South African advocate Professor Max Du Plessis addressed the court for a statement on “the rights that South Africa seeks to preserve through its application.” He painted a picture of a trapped population existing piecemeal to this point on rights deprivations imposed by the occupying force “for more than half a century” in a world where Israel has operated as though it were “above and beyond the law.”
Arguing South Africa’s intention against turning the court “into a theater for spectacle,” the presentation of videos representative of convention violations were decided against. However, an unobjectionable case was made for provisional measures as the reality on the ground in Gaza reflects, as Professor Du Plessis pointed out, beyond a doubt, genocidal act definitions warned against in the 1948 convention including defined-group persecution of which Palestinians in Gaza represent and are being slaughtered as members thereof. Invoking provisional measures rulings in the cases of Ukraine, Bosnia and Gambia, Du Plessis contended that “Palestinians in Gaza are no less worthy of this court’s considerable protective power… to issue provisional measures.”
He then called Tshidiso Ramogale speaking to the “urgency and irreparable harm” conditions needed for the provisional measures bar to be met. Contexts on the ground in Gaza were expressed before the court in shocking detail. Food insecurity, looming specter of famine and daily births in a war zone.
“It is becoming ever clearer that huge swathes of Gaza; entire towns, villages, refugee camps are being wiped from the map.” From death littered streets to mass amputations to the fact that two mothers an hour are massacred in this aggression, Ramogale constructed rubble-wrought Gaza in the courtroom, in explicit retelling, to support South Africa’s case.

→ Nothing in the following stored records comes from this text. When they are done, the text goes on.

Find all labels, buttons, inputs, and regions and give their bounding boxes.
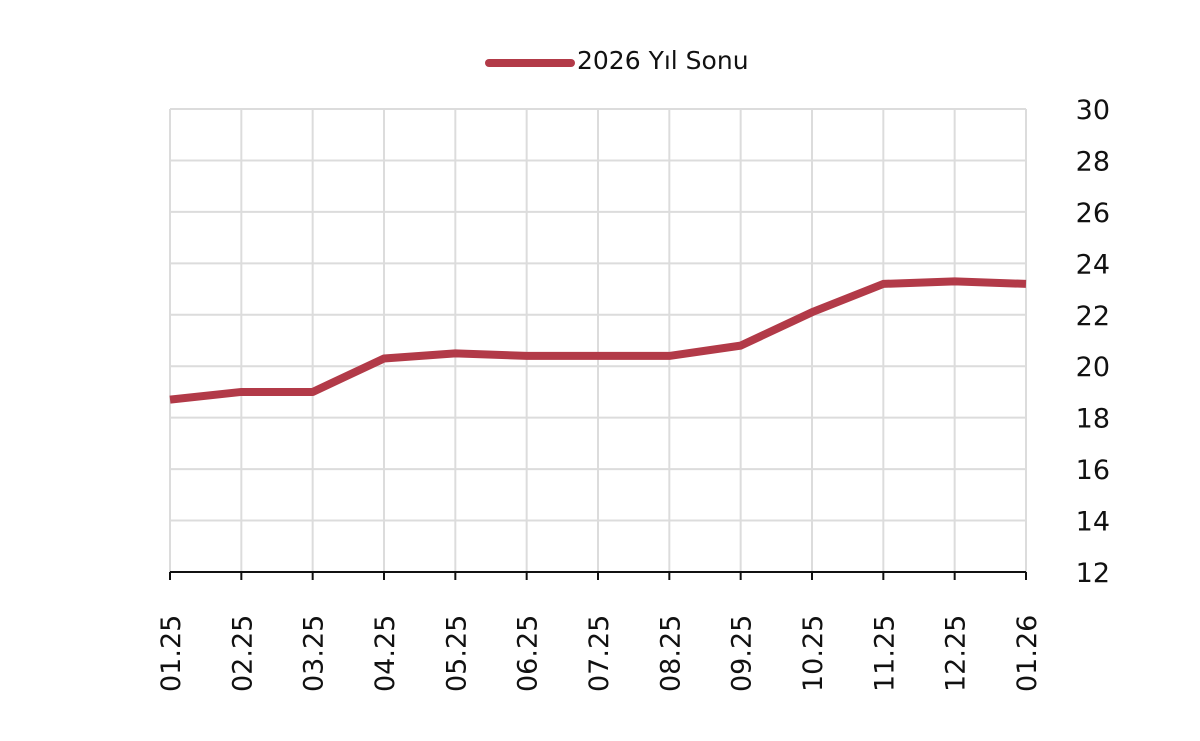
x-tick-label: 09.25 <box>727 615 758 692</box>
x-tick-label: 08.25 <box>655 615 686 692</box>
y-tick-label: 26 <box>1076 198 1110 229</box>
x-tick-label: 07.25 <box>584 615 615 692</box>
x-tick-label: 01.26 <box>1012 615 1043 692</box>
x-tick-label: 04.25 <box>370 615 401 692</box>
y-tick-label: 12 <box>1076 558 1110 589</box>
y-tick-label: 22 <box>1076 301 1110 332</box>
x-tick-label: 11.25 <box>869 615 900 692</box>
y-tick-label: 18 <box>1076 404 1110 435</box>
legend: 2026 Yıl Sonu <box>489 46 749 75</box>
y-tick-label: 28 <box>1076 146 1110 177</box>
y-tick-label: 30 <box>1076 95 1110 126</box>
x-tick-label: 03.25 <box>299 615 330 692</box>
y-tick-label: 20 <box>1076 352 1110 383</box>
x-tick-label: 12.25 <box>941 615 972 692</box>
x-tick-label: 02.25 <box>227 615 258 692</box>
y-tick-label: 16 <box>1076 455 1110 486</box>
y-tick-label: 14 <box>1076 507 1110 538</box>
x-tick-label: 05.25 <box>441 615 472 692</box>
grid <box>170 109 1026 572</box>
x-tick-label: 10.25 <box>798 615 829 692</box>
x-tick-label: 06.25 <box>513 615 544 692</box>
y-tick-label: 24 <box>1076 249 1110 280</box>
legend-label: 2026 Yıl Sonu <box>577 46 749 75</box>
x-tick-label: 01.25 <box>156 615 187 692</box>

“There is an urgent need for provisional measures to prevent imminent, irreparable prejudice to the rights and issue in this case.” Hers was an aching expression of the real time genocide being narrated by Israel and witnessed by the world at large. “The situation could not be more urgent.”
Also making the case for precedent set by the court in prior rulings, the irreparable prejudice argument was exhibited aptly through stories “expressing scenes from a horror movie” through the stripping and humiliation of rounded up Palestinians to associated harms of infrastructure destruction to impromptu abductions by occupation foot soldiers.
Professor Vaughan Lowe appeared next, making the case that requirements of the convention have been met in order to urgently usher in provisional measures to halt the onslaught and promote the “right of the group to not be physically destroyed” as the death toll arches to 25,000 with masses of Palestinians still missing and presumed trapped in the rubble.
Stated plainly, Professor Lowe asserted that “Israel’s actions have violated its obligations under the genocide convention, they have continued to violate them and Israel has asserted that it intends to continue them.”
Friday’s hearing will conclude with Israel’s utilization of the 3-hour case presentation allowable by the court to convince a horrified world that their prolific incitement to genocide and genocidal acts committed on the ground against the Palestinian population of Gaza is an act by any other name.